Monday, August 1, 2022

Q&A with Maya Sonenberg

 


 

Maya Sonenberg is the author of the new story collection Bad Mothers, Bad Daughters. Her other books include the story collection Cartographies, and her work has appeared in a variety of publications, including Fairy Tale Review and Web Conjunctions. She teaches in the creative writing program of the University of Washington, and she lives in Seattle.

 

Q: Over how long a period did you write the stories in Bad Mothers, Bad Daughters?

 

A: The stories in Bad Mothers, Bad Daughters were written over about a dozen years, the last completed almost two years ago. I’m a slow writer! But I also hope that expanse of time allowed me to include stories about mothers, daughters, fathers, and sons at different stages of the lives and relationships.

 

Q: How did you decide on the order in which they would appear in the collection?

 

A: I ordered the stories in a very loose progression based on the ages of the characters. In the first story, while the narrator has children already, she also spends a lot of time looking back at herself as a child. Stories toward the end include grandmother figures. I also considered the rhythmic placing of longer and shorter stories.

 

Q: How was the book's title chosen, and what does it signify for you?

 

A: The title of the book comes from one of the stories, “Bad Mother: A Story in Five Paragraphs.”
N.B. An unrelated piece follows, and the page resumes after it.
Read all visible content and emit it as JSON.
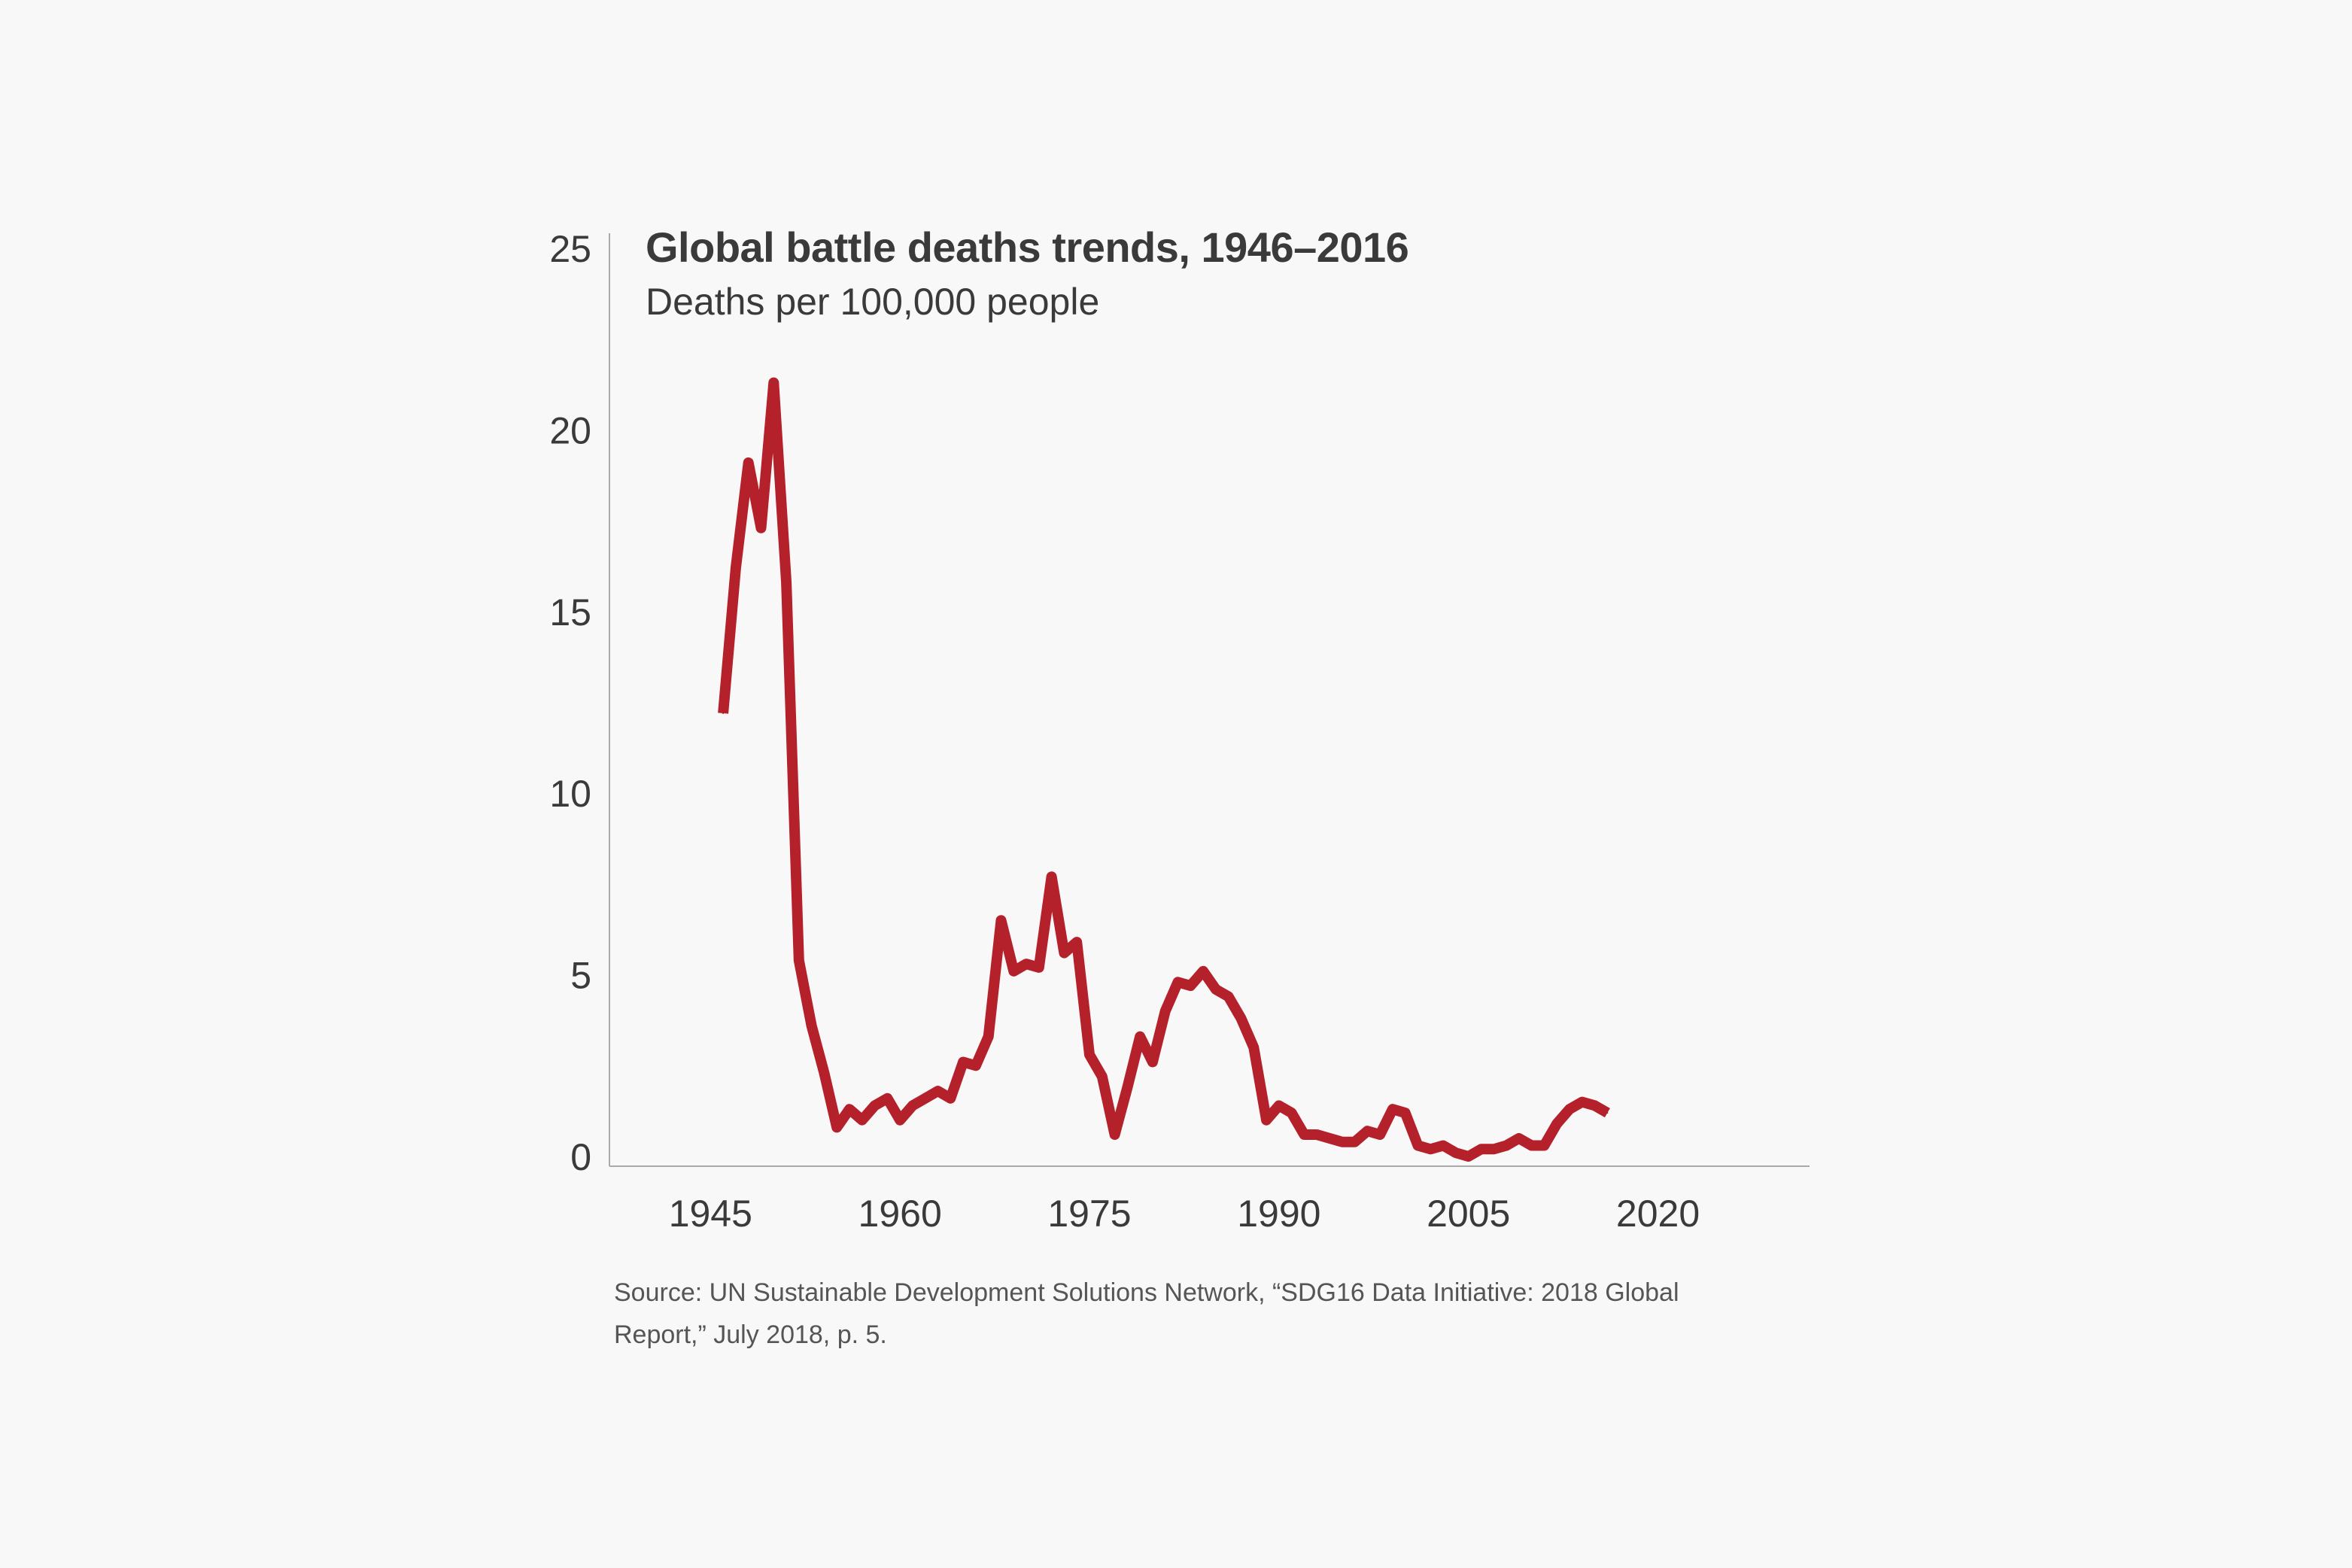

While writing these stories, I was highly aware that they focused on mothers and daughters in complex relationships, experiencing uneasy emotions, but only when it was time to title the entire collection did I see that particular story and the idea of the “bad” mother or daughter as central to the book.

 

That story showcases many of the shared qualities of these stories—not only the focus on the “bad”—or really, not so bad—mother/daughter, but the use of inventive forms (“Bad Mother” uses the form of the five paragraph essay) and the use of what Kate Bernheimer has called a fairy tale feel, even when the stories don’t retell specific tales.

 

Q: The writer Jedediah Berry said of the book, “These visions of mothers and daughters--broken, breaking, seeking, striving--stick in the mind even as they open the heart.” What do you think of that description?

 

A: I love it, of course, especially its shout out to both the mind and the heart. Addressing and appealing to both of those is always important to me as a writer. And Jedediah Berry is one of my favorite writers, so I’m incredibly grateful that he liked this book.

 

Q: What are you working on now?

 

A: I seem to have three or four projects cooking now.

 

I’m working on a series of personal essays related to the work of choreographer Merce Cunningham.

 

I’m working on a book of miniatures, containing family photos, essays about the miniature, and bits of memoir.

 

I’m working on a longish fairy tale-ish story about an old woman and a black fox that is growing out of “No Place Safer,” the collaboration I did with writer and artist Ellen Santasiero on the website 7x7.

 

On the back burner is a book about my complex love for Laura Ingalls Wilder’s Little House books and my grandmother as an immigrant “pioneer.”